If you want to include raw data files (e.g `.csv`, shapefiles, etc.) there are generally placed in `inst/` (or a nested forlder) so that they are installed with the package.

* Accessed using `system.file("dir", package = "package")` after install

* Use folders to keep things organized, Hadley recommends and uses `inst/extdata/` 

* Example [sf](https://github.com/r-spatial/sf/tree/master/inst)


# Package checking

## `R CMD check`

Last time we saw the usage of `R CMD check`, or rather `Build > Check Package` from within RStudio.

This is a good idea to run regularly to make sure nothing is broken and you are meeting the important package quality standards, but this only in the context of your machine, your version of R, your OS, and so on.

If using GitHub it is highly recommended that you run `usethis::use_github_action_check_standard()` to enable GitHub actions checks of the package each time it is pushed.

On each push this runs R CMD check on:
  * Latest R on MacOS, Windows, Linux (Ubuntu)
  * Previous and devel version of R on Linux (Ubuntu)


# Package vigenette


## Vignette

Long form documentation for your package that live in `vignette/`, use `browseVignette(pkg)` to see a package's vignettes.

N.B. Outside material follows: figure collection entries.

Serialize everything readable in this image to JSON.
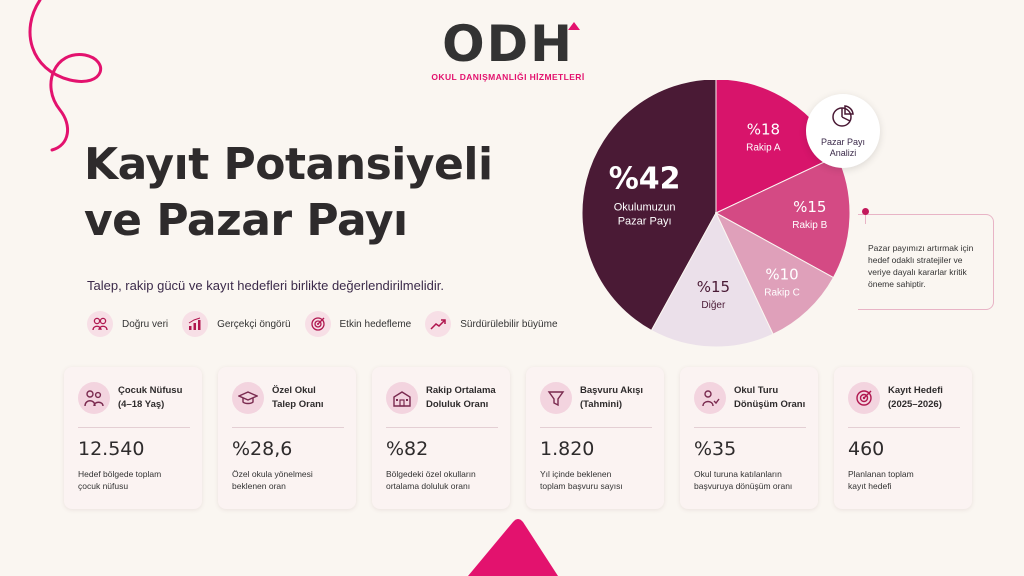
{
  "brand": {
    "logo_text": "ODH",
    "tagline": "OKUL DANIŞMANLIĞI HİZMETLERİ"
  },
  "hero": {
    "title_line1": "Kayıt Potansiyeli",
    "title_line2": "ve Pazar Payı",
    "subtitle": "Talep, rakip gücü ve kayıt hedefleri birlikte değerlendirilmelidir."
  },
  "features": [
    {
      "icon": "people-icon",
      "label": "Doğru veri"
    },
    {
      "icon": "bar-chart-icon",
      "label": "Gerçekçi öngörü"
    },
    {
      "icon": "target-icon",
      "label": "Etkin hedefleme"
    },
    {
      "icon": "trend-up-icon",
      "label": "Sürdürülebilir büyüme"
    }
  ],
  "pie_badge": {
    "icon": "pie-chart-icon",
    "line1": "Pazar Payı",
    "line2": "Analizi"
  },
  "callout": "Pazar payımızı artırmak için hedef odaklı stratejiler ve veriye dayalı kararlar kritik öneme sahiptir.",
  "chart_data": {
    "type": "pie",
    "slices": [
      {
        "label": "Okulumuzun Pazar Payı",
        "value": 42,
        "display": "%42",
        "color": "#4a1a35"
      },
      {
        "label": "Rakip A",
        "value": 18,
        "display": "%18",
        "color": "#d8146b"
      },
      {
        "label": "Rakip B",
        "value": 15,
        "display": "%15",
        "color": "#d44a84"
      },
      {
        "label": "Rakip C",
        "value": 10,
        "display": "%10",
        "color": "#dfa0ba"
      },
      {
        "label": "Diğer",
        "value": 15,
        "display": "%15",
        "color": "#ebe0ea"
      }
    ]
  },
  "cards": [
    {
      "icon": "family-icon",
      "title": "Çocuk Nüfusu\n(4–18 Yaş)",
      "value": "12.540",
      "desc": "Hedef bölgede toplam\nçocuk nüfusu"
    },
    {
      "icon": "graduation-cap-icon",
      "title": "Özel Okul\nTalep Oranı",
      "value": "%28,6",
      "desc": "Özel okula yönelmesi\nbeklenen oran"
    },
    {
      "icon": "school-building-icon",
      "title": "Rakip Ortalama\nDoluluk Oranı",
      "value": "%82",
      "desc": "Bölgedeki özel okulların\nortalama doluluk oranı"
    },
    {
      "icon": "funnel-icon",
      "title": "Başvuru Akışı\n(Tahmini)",
      "value": "1.820",
      "desc": "Yıl içinde beklenen\ntoplam başvuru sayısı"
    },
    {
      "icon": "tour-person-icon",
      "title": "Okul Turu\nDönüşüm Oranı",
      "value": "%35",
      "desc": "Okul turuna katılanların\nbaşvuruya dönüşüm oranı"
    },
    {
      "icon": "target-icon",
      "title": "Kayıt Hedefi\n(2025–2026)",
      "value": "460",
      "desc": "Planlanan toplam\nkayıt hedefi"
    }
  ]
}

* Not required, but adds a lot of value to a package

* Generally these are literate documents (`.Rmd`, `.Rnw`) that are compiled to `.html` or `.pdf` when the package is built. 

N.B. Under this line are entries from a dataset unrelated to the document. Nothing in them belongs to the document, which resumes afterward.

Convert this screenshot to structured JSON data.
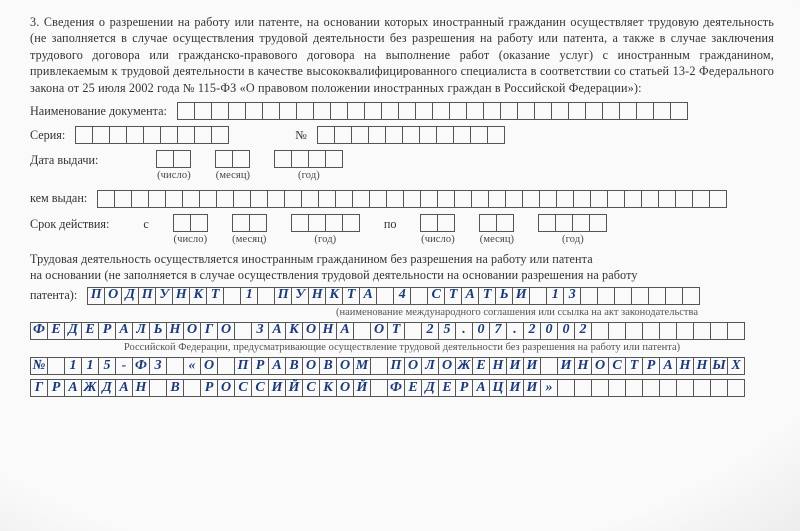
{
  "section": {
    "number": "3.",
    "text": "Сведения о разрешении на работу или патенте, на основании которых иностранный гражданин осуществляет трудовую деятельность (не заполняется в случае осуществления трудовой деятельности без разрешения на работу или патента, а также в случае заключения трудового договора или гражданско-правового договора на выполнение работ (оказание услуг) с иностранным гражданином, привлекаемым к трудовой деятельности в качестве высоко­квалифицированного специалиста в соответствии со статьей 13-2 Федерального закона от 25 июля 2002 года № 115-ФЗ «О правовом положении иностранных граждан в Российской Федерации»):"
  },
  "fields": {
    "doc_name_label": "Наименование документа:",
    "series_label": "Серия:",
    "number_label": "№",
    "issue_date_label": "Дата выдачи:",
    "day_sub": "(число)",
    "month_sub": "(месяц)",
    "year_sub": "(год)",
    "issued_by_label": "кем выдан:",
    "validity_label": "Срок действия:",
    "from_label": "с",
    "to_label": "по"
  },
  "freeform": {
    "line1": "Трудовая деятельность осуществляется иностранным гражданином без разрешения на работу или патента",
    "line2": "на основании  (не заполняется  в случае осуществления  трудовой  деятельности на основании разрешения на работу",
    "line3_label": "патента):"
  },
  "filled": {
    "line1": "ПОДПУНКТ 1 ПУНКТА 4 СТАТЬИ 13",
    "note1": "(наименование международного соглашения или ссылка на акт законодательства",
    "line2": "ФЕДЕРАЛЬНОГО ЗАКОНА ОТ 25.07.2002",
    "note2": "Российской Федерации, предусматривающие осуществление трудовой деятельности без разрешения на работу или патента)",
    "line3": "№ 115-ФЗ «О ПРАВОВОМ ПОЛОЖЕНИИ ИНОСТРАННЫХ",
    "line4": "ГРАЖДАН В РОССИЙСКОЙ ФЕДЕРАЦИИ»"
  },
  "layout": {
    "doc_name_cells": 30,
    "series_cells": 9,
    "number_cells": 11,
    "issued_by_cells": 37,
    "line1_total": 36,
    "full_line_cells": 42,
    "cell_color_filled": "#1a3a7a"
  }
}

* Built packages retain the rendered document, the source document, and all source code

  * `vignette("colwise", package = "dplyr")` opens rendered version

  * `edit(vignette("colwise", package = "dplyr"))` opens code chunks

* Use `usethis::use_vignette()` to create a RMarkdown vignette template


## Articles

These are an un-official extension to vignettes where package authors wish to include additional long form documentation that is included in their `pkgdown` site but not in the package (usually for space reasons).

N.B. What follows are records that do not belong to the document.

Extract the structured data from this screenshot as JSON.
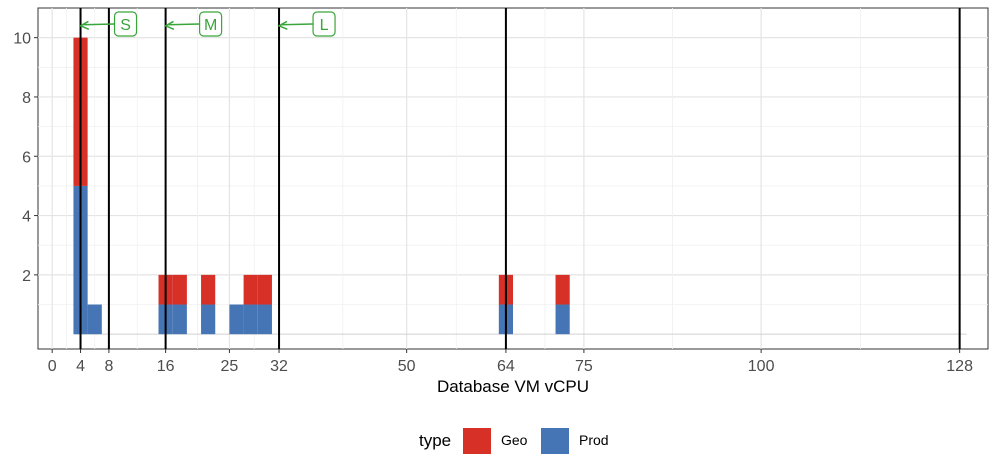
{
  "chart_data": {
    "type": "bar",
    "title": "",
    "xlabel": "Database VM vCPU",
    "ylabel": "",
    "xlim": [
      -2,
      132
    ],
    "ylim": [
      -0.5,
      11
    ],
    "x_ticks": [
      0,
      4,
      8,
      16,
      25,
      32,
      50,
      64,
      75,
      100,
      128
    ],
    "y_ticks": [
      2,
      4,
      6,
      8,
      10
    ],
    "grid": true,
    "legend": {
      "title": "type",
      "position": "bottom"
    },
    "bin_width": 2,
    "series": [
      {
        "name": "Prod",
        "color": "#4575b4",
        "bins": [
          {
            "x0": 3,
            "x1": 5,
            "value": 5
          },
          {
            "x0": 5,
            "x1": 7,
            "value": 1
          },
          {
            "x0": 15,
            "x1": 17,
            "value": 1
          },
          {
            "x0": 17,
            "x1": 19,
            "value": 1
          },
          {
            "x0": 21,
            "x1": 23,
            "value": 1
          },
          {
            "x0": 25,
            "x1": 27,
            "value": 1
          },
          {
            "x0": 27,
            "x1": 29,
            "value": 1
          },
          {
            "x0": 29,
            "x1": 31,
            "value": 1
          },
          {
            "x0": 63,
            "x1": 65,
            "value": 1
          },
          {
            "x0": 71,
            "x1": 73,
            "value": 1
          }
        ]
      },
      {
        "name": "Geo",
        "color": "#d73027",
        "bins": [
          {
            "x0": 3,
            "x1": 5,
            "value": 5
          },
          {
            "x0": 15,
            "x1": 17,
            "value": 1
          },
          {
            "x0": 17,
            "x1": 19,
            "value": 1
          },
          {
            "x0": 21,
            "x1": 23,
            "value": 1
          },
          {
            "x0": 27,
            "x1": 29,
            "value": 1
          },
          {
            "x0": 29,
            "x1": 31,
            "value": 1
          },
          {
            "x0": 63,
            "x1": 65,
            "value": 1
          },
          {
            "x0": 71,
            "x1": 73,
            "value": 1
          }
        ]
      }
    ],
    "reference_lines": [
      4,
      8,
      16,
      32,
      64,
      128
    ],
    "annotations": [
      {
        "label": "S",
        "x": 4,
        "y": 10.4
      },
      {
        "label": "M",
        "x": 16,
        "y": 10.4
      },
      {
        "label": "L",
        "x": 32,
        "y": 10.4
      }
    ]
  }
}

* Use `usethis::use_article()` to create

* Files are added to `vignette/articles/` which is added to `.Rbuildignore`


# Package testing


## Basic test structure 

Package tests live in `tests/`, 

* Any R scripts found in the folder will be run when Checking the package (not Building)

* Generally tests fail on errors, but warnings are also tracked

* Testing is possible via base R, including comparison of output vs. a file but it is not recommended (See [Writing R Extensions](https://cran.r-project.org/doc/manuals/r-release/R-exts.html#Package-subdirectories))

* Note that R CMD check also runs all documentation examples (unless explicitly tagged dont run) - which can be used for basic testing

##

![](imgs/hex_testthat.png){fig-align="center" width="40%"}

## testthat basics

Not the only option but probably the most widely used and with the best integration into RStudio.

Can be initialized in your project via `usethis::use_testthat()` which creates `tests/testthat/` and some basic scaffolding.

* `test/testthat.R` is what is run by R CMD Check and runs your other tests - handles some basic config like loading package(s)

* Test scripts go in `tests/testthat/` and should start with `test_`, suffix is usually the file in `R/` that is being tested. 


::: {.aside}
`usethis::use_testthat()` has an edition argument, this is a way of maintaining backwards compatibility, generally always use the latest edition if starting a new project
:::


## testthat script structure

From the bottom up,

* a single test is written as an expectation (e.q. `expect_equal()`, `expect_error()`, etc.)

* multiple related expectations are combined into a test group (`test_that()`), which provides
  * a human readable name and
  * local scope to contain the expectations and any temporary objects
  
* multiple test groups are combined into a file


# Package publishing

![](imgs/hex_pkgdown.png){fig-align="center" width="40%"}

## CRAN

More details than we can get into today, but see the the Release a package chapter of R Pkgs for more details.

* `devtools::release()` will take you through a number of basic checks and if everything is good upload your package to the submission queue of CRAN.